It was released in the UK on 15 April 1983 as a non-album single, where it went to number 2 in the UK Singles Chart. It was later released as a single in the US where it was also incorporated into the band's stop gap EPFascination!. The single reached number 8 on the US Billboard Hot 100, and was their first number 1 single on the US Hot Dance Music/Club Play chart. The EP Fascination! (which is often confused with the single) contained two versions of "(Keep Feeling) Fascination"; the extended mix and an improvisation, both different from the single version.
The B-side of the single, "Total Panic", appears to be an early instrumental version of "Don't You Know I Want You", which would appear on their next album Hysteria.
The single was designated 'Red' on the Human League’s short-lived, self-imposed labeling system of 'Blue' for pop songs and 'Red' for dance tracks.
A screenshot from the music video for "(Keep Feeling) Fascination".
The music video for "(Keep Feeling) Fascination" was filmed in a semi-derelict area of Newham, London which was due for demolition and redevelopment as part of the widescale redevelopment of Docklands and East London which took place in the early 1980s.
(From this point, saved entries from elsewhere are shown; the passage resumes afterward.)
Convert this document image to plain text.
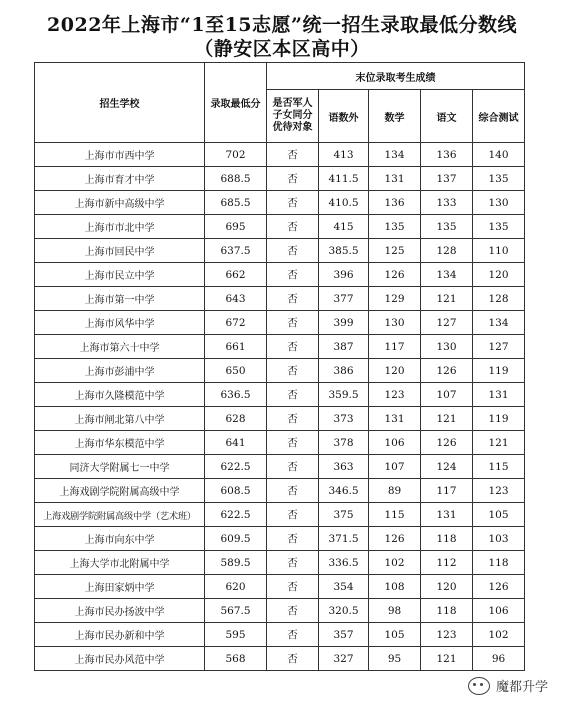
2022年上海市“1至15志愿”统一招生录取最低分数线
（静安区本区高中）
招生学校	录取最低分	末位录取考生成绩				
		是否军人子女同分优待对象	语数外	数学	语文	综合测试
上海市市西中学	702	否	413	134	136	140
上海市育才中学	688.5	否	411.5	131	137	135
上海市新中高级中学	685.5	否	410.5	136	133	130
上海市市北中学	695	否	415	135	135	135
上海市回民中学	637.5	否	385.5	125	128	110
上海市民立中学	662	否	396	126	134	120
上海市第一中学	643	否	377	129	121	128
上海市风华中学	672	否	399	130	127	134
上海市第六十中学	661	否	387	117	130	127
上海市彭浦中学	650	否	386	120	126	119
上海市久隆模范中学	636.5	否	359.5	123	107	131
上海市闸北第八中学	628	否	373	131	121	119
上海市华东模范中学	641	否	378	106	126	121
同济大学附属七一中学	622.5	否	363	107	124	115
上海戏剧学院附属高级中学	608.5	否	346.5	89	117	123
上海戏剧学院附属高级中学（艺术班）	622.5	否	375	115	131	105
上海市向东中学	609.5	否	371.5	126	118	103
上海大学市北附属中学	589.5	否	336.5	102	112	118
上海田家炳中学	620	否	354	108	120	126
上海市民办扬波中学	567.5	否	320.5	98	118	106
上海市民办新和中学	595	否	357	105	123	102
上海市民办风范中学	568	否	327	95	121	96
魔都升学
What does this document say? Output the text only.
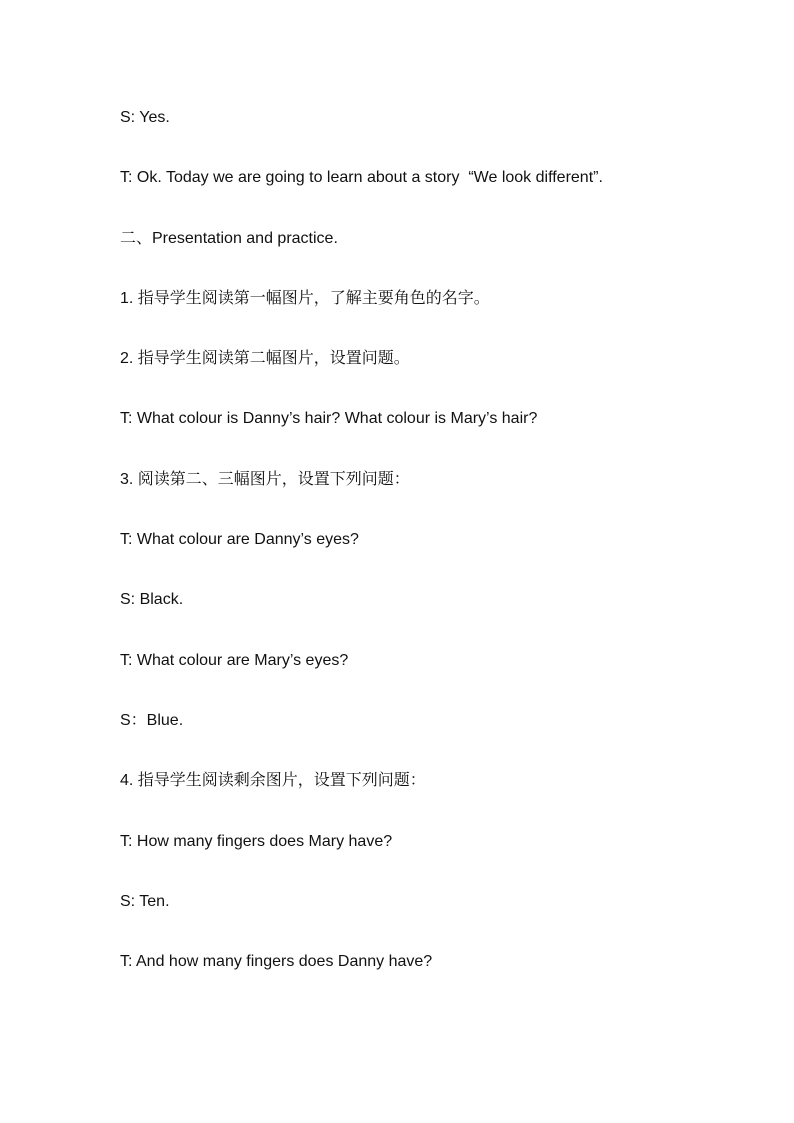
S: Yes.

T: Ok. Today we are going to learn about a story  “We look different”.

二、Presentation and practice.

1. 指导学生阅读第一幅图片，了解主要角色的名字。

2. 指导学生阅读第二幅图片，设置问题。

T: What colour is Danny’s hair? What colour is Mary’s hair?

3. 阅读第二、三幅图片，设置下列问题：

T: What colour are Danny’s eyes?

S: Black.

T: What colour are Mary’s eyes?

S：Blue.

4. 指导学生阅读剩余图片，设置下列问题：

T: How many fingers does Mary have?

S: Ten.

T: And how many fingers does Danny have?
The central theme of the video was based on an orange dot on a map, which in turn is a real orange dot on the ground. The orange dot highlights a single house on the apex of a street where the band is playing the song in the front room, which is painted entirely grey. In one memorable scene, a couple of boys are playing outside in the street during the song's break; when one of them kicks the ball towards the orange building, the other runs to get the ball, and both the ball and the retriever's clothes turn orange. After he throws the ball back, the ball returns to its normal colour.
Filmed before the widespread use of CGI, the house (which was 1 First Avenue, London E13 8AP) and surrounding area (Junction of 1st Avenue and 3rd Avenue) encompassed by the orange dot were completely painted orange, including a nearby car. The opening scenes establish the landscape from a map before zooming through the front window of the "orange" house, as the band starts the song. The video was conceived and directed by Steve Barron, who directed most of the Human League's early 1980s music videos. The band's scenes were all filmed in a studio; Susan Ann Sulley says that the house was still occupied by a family during the painting and filming of the external scenes. The house remained orange for a couple of weeks before finally being demolished in mid-1983.